FIG. 5 is a diagram of the side view of the opened monitor which shows the replaceable membrane hat assembly 30 that encloses a sensor 31 exploded from the lid and sensor. The sensor contains electrodes to sense a small electric current that is generated, depending on the glucose concentration in the blood sample. The sensor and the membrane are preferably constructed in the manner described in U.S. Patent 3,979,274, the disclosure of which is incorporated fully herein by reference. The base of the membrane hat screws into external threads 33 on the base of the sensor, and an O-ring 40 on the brim of the membrane hat acts as a seal for the buffer reservoir when the monitor lid is closed. With the lid closed, the membrane hat extends through opening 34 into the buffer reservoir chamber to keep the membrane wet.
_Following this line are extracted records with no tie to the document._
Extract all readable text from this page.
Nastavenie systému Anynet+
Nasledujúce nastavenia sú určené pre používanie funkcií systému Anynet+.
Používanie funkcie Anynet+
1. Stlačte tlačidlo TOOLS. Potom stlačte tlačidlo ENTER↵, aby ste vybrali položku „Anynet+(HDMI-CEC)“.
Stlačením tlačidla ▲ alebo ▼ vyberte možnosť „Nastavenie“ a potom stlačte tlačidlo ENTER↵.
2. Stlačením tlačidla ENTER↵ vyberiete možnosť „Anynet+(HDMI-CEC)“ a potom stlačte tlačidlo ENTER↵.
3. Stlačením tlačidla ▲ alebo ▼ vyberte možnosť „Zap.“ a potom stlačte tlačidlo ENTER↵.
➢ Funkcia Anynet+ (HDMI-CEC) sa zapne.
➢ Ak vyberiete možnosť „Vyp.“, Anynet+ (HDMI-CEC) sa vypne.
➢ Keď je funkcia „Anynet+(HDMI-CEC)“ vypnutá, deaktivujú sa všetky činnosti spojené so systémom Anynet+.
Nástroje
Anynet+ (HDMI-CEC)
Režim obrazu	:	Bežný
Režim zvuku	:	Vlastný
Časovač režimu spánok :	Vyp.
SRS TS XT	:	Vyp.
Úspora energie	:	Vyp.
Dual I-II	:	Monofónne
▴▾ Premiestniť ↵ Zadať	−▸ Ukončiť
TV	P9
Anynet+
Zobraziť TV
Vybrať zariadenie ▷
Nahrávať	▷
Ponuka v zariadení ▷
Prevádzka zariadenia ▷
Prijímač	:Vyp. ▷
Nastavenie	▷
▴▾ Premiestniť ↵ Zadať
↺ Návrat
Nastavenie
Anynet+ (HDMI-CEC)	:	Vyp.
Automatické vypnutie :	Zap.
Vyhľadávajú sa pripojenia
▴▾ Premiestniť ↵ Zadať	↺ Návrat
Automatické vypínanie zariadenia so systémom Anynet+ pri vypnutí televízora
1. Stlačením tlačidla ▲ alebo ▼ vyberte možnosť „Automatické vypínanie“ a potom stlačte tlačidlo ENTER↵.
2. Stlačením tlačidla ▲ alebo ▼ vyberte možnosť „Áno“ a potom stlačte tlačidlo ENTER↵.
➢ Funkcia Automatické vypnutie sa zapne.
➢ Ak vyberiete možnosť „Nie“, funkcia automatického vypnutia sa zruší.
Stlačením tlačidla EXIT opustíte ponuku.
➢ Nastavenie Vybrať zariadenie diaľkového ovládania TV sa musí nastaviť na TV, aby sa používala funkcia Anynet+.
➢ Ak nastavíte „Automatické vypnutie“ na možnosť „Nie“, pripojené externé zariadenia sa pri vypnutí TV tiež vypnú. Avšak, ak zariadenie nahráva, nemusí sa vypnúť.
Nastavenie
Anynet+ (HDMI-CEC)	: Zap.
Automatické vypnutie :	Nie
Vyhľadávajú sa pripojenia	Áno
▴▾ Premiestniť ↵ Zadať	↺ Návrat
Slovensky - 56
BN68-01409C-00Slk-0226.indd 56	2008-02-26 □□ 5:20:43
When the lid is opened, the sensor and attached membrane hat are withdrawn from the buffer reservoir and opening 34 is clear;

FIG. 6 is a side view of the membrane hat assembly removed from the electrode. This shows a membrane hat bezel 42, a sheet of membrane material 44, a conformal mask 46, and a membrane hat body 48 with internal mounting screw threads 50, which engage threads on the underside of the lid, and the O-ring seal; When the sensor hat assembly is mounted on the sensor inside of the momtor lid, tightening the screw fitting to the stops forces the preferably plastic bezel with mask and membrane downward against the slightly domed, rigid sensor head. The result forces sensor head up against the membrane material and the mask, which is a thin, bendable preferably plastic annular disk. The membrane is held in place to the mask by an adhesive, which also joins the mask to the bezel. The result is a shallow well 52 defined by the mask, the membrane, and the sloping interior wall of the bezel. The membrane material is the bottom of the well. Supporting the well bottom is the top of the sensor dome;

FIG. 7 is an end view of the momtor case showing the calibration gauge and index marker, calibration wheel guard 52, a reed switch 54 and magnet 56, and a thumb wheel 58, which is locked by a cam action exerted by the guard. To calibrate the monitor, the guard is lifted and swings upwards away from the thumb wheel, as shown in FIG. 5 and in phantom in FIG. 7. The open reed switch places the momtor in a calibration mode. After a known glucose standard is placed onto the test area (as in a blood test), the user advances the thumb wheel until the display reaches 200 (the glucose standard value). When this is done, the guard is replaced to close the reed switch and place the monitor back into the test mode, and calibration is complete. The index marker on the narrow gauge on the monitor face also indicates the remaining life of the membrane. At each calibration, as more amplification is required to display an accurate reading, the index marker is repositioned along the gauge. When the index marker reaches the left side, much as a fuel gauge, the membrane must be replaced; and

FIG. 8 is a view of the removable buffer reservoir installed in the monitor case with the lid closed showing the membrane hat assembly and sensor immersed in the buffer fluid 60. The buffer fluid maintains the membrane between uses, furnishes oxygen to the electrochemical reaction, and cleanses the membrane after each test.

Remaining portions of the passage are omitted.